I’ve just come back from our Australia New Zealand Drupal conference, DrupalSouth, which was in Sydney this year. We were fortunate to have Dries Buytaert, the founder and tech lead for the Drupal Project, and Tim Doyle, the Drupal Association CEO, come over from the US to attend. They were very positive about the scale, success and direction of Drupal and emphasised that the longevity and maturity of the product is a huge asset for something that drives so many really important websites globally. 

DrupalSouth 2024 (Photo: Feb Dao)

How popular is Drupal in New Zealand?

DS: There are a handful of agencies that do some Drupal in New Zealand. We do a lot of business in Wellington and for a long period of time from 2012 to perhaps 2022, Silverstripe was the preferred platform for government.

Drupal lost market share to Silverstripe. There was no getting around that fact. We looked at working with Silverstripe but decided not to maintain a huge dev team with two different flavours of PHP-based CMS. There were other business reasons not to jump to Silverstripe, too. It looked like a lot of people all trying to squeeze through the same gate

So we doubled down on Drupal.

What did doubling down on Drupal look like in practice?

DS: We participated in the all-of-government bid for the Common Web Platform in 2012. We went fairly far down that process, but ultimately we lost out to Silverstripe. 

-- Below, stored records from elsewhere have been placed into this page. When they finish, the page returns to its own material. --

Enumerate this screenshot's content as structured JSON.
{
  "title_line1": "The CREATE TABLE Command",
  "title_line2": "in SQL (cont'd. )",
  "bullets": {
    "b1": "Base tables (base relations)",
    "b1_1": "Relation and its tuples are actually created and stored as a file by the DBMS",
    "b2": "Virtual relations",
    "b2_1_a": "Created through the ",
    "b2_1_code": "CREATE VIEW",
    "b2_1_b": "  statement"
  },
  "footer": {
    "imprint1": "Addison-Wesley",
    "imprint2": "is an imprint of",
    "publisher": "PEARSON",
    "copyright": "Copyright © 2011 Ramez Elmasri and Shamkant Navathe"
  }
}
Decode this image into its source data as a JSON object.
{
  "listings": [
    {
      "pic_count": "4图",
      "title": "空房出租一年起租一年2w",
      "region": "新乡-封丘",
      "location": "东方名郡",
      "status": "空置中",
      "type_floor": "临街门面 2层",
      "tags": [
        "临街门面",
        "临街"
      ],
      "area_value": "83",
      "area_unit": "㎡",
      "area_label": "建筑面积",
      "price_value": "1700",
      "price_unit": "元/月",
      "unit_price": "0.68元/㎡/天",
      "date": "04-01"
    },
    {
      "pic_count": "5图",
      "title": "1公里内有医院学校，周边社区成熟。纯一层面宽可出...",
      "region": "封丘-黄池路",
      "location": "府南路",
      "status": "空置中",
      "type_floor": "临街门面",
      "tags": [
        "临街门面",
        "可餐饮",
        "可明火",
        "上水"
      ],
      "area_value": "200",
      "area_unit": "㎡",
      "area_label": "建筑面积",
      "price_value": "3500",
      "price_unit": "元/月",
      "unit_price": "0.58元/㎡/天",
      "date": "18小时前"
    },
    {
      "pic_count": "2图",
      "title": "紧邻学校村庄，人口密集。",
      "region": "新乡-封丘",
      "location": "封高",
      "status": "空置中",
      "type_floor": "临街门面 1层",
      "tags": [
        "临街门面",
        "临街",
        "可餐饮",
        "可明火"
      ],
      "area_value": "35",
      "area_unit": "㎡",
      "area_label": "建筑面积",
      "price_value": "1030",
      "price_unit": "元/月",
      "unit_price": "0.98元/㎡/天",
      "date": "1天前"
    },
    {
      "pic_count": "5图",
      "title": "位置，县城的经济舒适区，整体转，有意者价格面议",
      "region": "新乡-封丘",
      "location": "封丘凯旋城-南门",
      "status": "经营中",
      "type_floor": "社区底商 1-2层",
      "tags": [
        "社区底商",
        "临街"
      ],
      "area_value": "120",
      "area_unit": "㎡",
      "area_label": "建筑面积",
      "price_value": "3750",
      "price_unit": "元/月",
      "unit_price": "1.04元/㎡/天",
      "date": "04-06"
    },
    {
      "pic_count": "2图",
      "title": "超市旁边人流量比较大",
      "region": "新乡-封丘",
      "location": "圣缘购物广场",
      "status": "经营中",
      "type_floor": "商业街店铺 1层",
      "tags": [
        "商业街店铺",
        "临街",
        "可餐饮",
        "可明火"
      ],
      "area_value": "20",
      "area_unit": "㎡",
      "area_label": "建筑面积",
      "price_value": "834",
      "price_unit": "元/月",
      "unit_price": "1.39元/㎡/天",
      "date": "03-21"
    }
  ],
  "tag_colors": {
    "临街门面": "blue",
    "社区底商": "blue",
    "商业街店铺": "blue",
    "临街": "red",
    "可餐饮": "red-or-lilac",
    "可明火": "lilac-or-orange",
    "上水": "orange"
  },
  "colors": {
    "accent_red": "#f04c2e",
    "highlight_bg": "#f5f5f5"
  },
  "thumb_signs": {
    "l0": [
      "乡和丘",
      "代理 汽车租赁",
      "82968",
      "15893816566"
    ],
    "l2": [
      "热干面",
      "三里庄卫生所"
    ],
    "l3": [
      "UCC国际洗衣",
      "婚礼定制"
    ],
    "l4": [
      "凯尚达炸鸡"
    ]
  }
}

But we stayed the course and we kept developing the product that we had pitched against Silverstripe. It went through a few iterations and we used it for a big project from 2015 to 2018, for a number of sites that we developed for Treasury. It was a very stop-start project and just before Christmas one year, they needed to stop for three months. That was okay, but what was I going to do with my team?

That was when we took our code base, tidied it up, and published it as an open source distribution for other people to use. It’s called Sector, because it's designed for the public sector in New Zealand, and it’s still going strong. Our competitors use it. We're onto our fourth major release. 

Sector was a winner at the NZ Open Source Awards in 2018

This has allowed us to reinvest in open source. You publish, put yourself out there in public, and see what people think. You listen to the criticism, the inputs and contributions, and then do better. I'm a big believer in the marketplace and that's why I like open source, and the free exchange of ideas. The best ideas survive and the weak perish. 

Sparks Interactive is doing much more than surviving! Thanks for your time today.